Problem: Show that there exist infinitely many 4-tuples of positive integers $(x,y,z,t)$ such that the four numbers' greatest common divisor is $1$ and such that $$x^{3}+y^{3}+z^{2}=t^{4}.$$

Solution: 

Setting $a=k^{3}$ for any even $k>0$, we have the identity $$(a+1)^{4}-(a-1)^{4}=8a^{3}+8a$$ which yields $$(2k^{3})^{3}+(2k)^{3}+\left[ \left( k^{3}-1\right) ^{2}\right]^{2}=(k^{3}+1)^{4}.$$ Because $k^{3}+1$ is odd, $\gcd (2k^{3},k^{3}+1)=\gcd (k^{3},k^{3}+1)=1$. Hence, there are infinitely many quadruples of the form $(x,y,z,t)=(2k^{3},2k,(k^{3}-1)^{2},k^{3}+1)$, for $k>0$ even, satisfying the required conditions.

SOLUTIONS

(for January 28, 2012)

19. 
    If $a_{n+1} = \frac{1}{1+\frac{1}{a_n}}, n = 1, 2, \ldots, 2011$ and $a_1 = 1$, find the value of $$a_1 a_2 + a_2 a_3 + a_3 a_4 + \ldots + a_{2011} a_{2012}.$$ (Taken from Lecture Notes on Mathematical Olympiad Courses by Xu Jiagu)
    
    
    
    SOLUTION: 
    Note that for $n = 1, 2, \ldots, 2011$, $$a_{n+1} = \frac{1}{1+\frac{1}{a_n}} = \frac{a_n}{a_n + 1} \Rightarrow a_{n+1} a_n + a_{n+1} = a_n$$ giving us $$a_n a_{n+1} = a_n - a_{n+1}$$ thus $$\begin{align*} a_1 a_2 + a_2 a_3 + a_3 a_4 + \ldots + a_{2011} a_{2012} \\ = (a_1 - a_2) + (a_2 - a_3) + \ldots + (a_{2011} - a_{2012}) \\ = a_1 - a_{2012}. \end{align*}$$ Also, note that the relation gives us the pattern $$a_2 = \frac{1}{2}, a_3 = \frac{1}{3}, a_4 = \frac{1}{4}, \ldots , a_{n-1} = \frac{1}{n-1},$$ from which $a_n = \frac{\frac{1}{n-1}}{\frac{1}{n-1}+1} = \frac{1}{n}$, thus $a_{2012} = \frac{1}{2012}$ and $$a_1 a_2 + a_2 a_3 + a_3 a_4 + \ldots + a_{2011} a_{2012} = 1 - \frac{1}{2012} = \frac{2011}{2012}.$$
20. One commercially available ten-button lock may be opened by depressing - in any order - the correct five buttons.

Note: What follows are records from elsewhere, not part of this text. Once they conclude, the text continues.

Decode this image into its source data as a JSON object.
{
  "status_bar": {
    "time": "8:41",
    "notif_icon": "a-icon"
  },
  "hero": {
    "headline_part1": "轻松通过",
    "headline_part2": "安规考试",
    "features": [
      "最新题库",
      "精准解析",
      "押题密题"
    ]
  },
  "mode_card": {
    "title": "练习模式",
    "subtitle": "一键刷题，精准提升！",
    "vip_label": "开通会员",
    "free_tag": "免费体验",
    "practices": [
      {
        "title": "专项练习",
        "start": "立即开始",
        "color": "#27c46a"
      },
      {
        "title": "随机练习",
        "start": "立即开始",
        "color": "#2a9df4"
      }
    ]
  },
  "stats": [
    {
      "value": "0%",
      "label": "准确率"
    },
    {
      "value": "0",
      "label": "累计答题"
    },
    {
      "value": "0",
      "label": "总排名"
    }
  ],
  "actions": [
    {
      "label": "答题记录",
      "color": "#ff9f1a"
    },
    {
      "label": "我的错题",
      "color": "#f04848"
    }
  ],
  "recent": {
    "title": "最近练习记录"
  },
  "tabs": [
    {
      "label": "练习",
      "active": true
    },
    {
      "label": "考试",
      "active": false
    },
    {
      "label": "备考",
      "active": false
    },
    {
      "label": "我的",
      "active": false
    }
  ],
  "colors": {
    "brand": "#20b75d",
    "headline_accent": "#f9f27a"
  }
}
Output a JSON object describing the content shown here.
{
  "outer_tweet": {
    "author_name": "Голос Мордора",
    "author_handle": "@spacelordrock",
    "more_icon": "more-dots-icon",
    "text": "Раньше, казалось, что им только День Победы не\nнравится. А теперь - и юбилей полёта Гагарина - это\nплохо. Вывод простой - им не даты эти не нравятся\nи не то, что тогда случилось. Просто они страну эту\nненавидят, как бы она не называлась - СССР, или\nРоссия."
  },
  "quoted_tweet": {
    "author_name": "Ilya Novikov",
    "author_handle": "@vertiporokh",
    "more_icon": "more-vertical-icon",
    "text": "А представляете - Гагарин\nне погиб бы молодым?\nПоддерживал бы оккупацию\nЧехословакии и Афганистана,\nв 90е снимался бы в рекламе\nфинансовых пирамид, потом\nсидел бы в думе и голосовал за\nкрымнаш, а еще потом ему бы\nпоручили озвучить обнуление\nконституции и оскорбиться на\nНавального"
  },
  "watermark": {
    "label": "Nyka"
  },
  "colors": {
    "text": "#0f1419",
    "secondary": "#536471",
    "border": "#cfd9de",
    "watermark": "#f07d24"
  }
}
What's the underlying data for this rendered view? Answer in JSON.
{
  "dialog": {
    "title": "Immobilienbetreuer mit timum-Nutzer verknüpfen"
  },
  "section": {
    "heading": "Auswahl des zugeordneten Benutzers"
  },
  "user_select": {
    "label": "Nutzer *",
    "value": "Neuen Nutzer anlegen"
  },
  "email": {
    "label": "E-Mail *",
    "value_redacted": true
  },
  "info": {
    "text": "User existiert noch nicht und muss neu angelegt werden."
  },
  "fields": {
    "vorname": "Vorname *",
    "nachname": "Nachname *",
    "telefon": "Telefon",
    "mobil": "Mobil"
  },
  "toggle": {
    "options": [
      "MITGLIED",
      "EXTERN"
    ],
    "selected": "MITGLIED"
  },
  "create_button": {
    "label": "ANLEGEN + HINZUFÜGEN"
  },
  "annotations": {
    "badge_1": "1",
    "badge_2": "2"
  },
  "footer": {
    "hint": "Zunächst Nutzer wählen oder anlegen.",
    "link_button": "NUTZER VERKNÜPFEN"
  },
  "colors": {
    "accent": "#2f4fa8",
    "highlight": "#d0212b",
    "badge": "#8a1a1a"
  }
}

Suppose that these locks are redesigned so that sets of as many as nine buttons or as few as one button could serve as combinations. How many additional combinations should this allow? (American Invitational Mathematics Examination, 1988)
    
    
    SOLUTION: 
    The total number of combinations would be equal to $\binom{10}{1} + \binom{10}{2} + \ldots + \binom{10}{9} = 2^{10} - 2 = 1022$, which implies that the total number of additional combinations is simply $1022 - \binom{10}{5} = 770$.
21. Let $a$, $b$ and $c$ be three distinct positive integers. Show that among the numbers $$a^5 b - ab^5, b^5 c - bc^5, c^5 a - ca^5,$$ there must be one that is divisible by 8. (Taken from Lecture Notes on Mathematical Olympiad Courses by Xu Jiagu)
    
    
    SOLUTION: 
    Factoring, we have $$\begin{align*} a^5 b - a b^5 = ab(a-b)(a+b)(a^2+b^2), \\ b^5 c - b c^5 = bc(b-c)(b+c)(b^2+c^2), \\ c^5 a - c a^5 = ca(c-a)(c+a)(c^2+a^2). \end{align*}$$ If $a$ and $b$ have the same parity, then $a-b$, $a+b$ and $a^2 + b^2$ are all even, hence $a^5 b - ab^5$ is divisible by 8. If $a$ and $b$ are of different parity, then $c$ must be of the same parity as either of the two, and the same result follows (using the other two equations).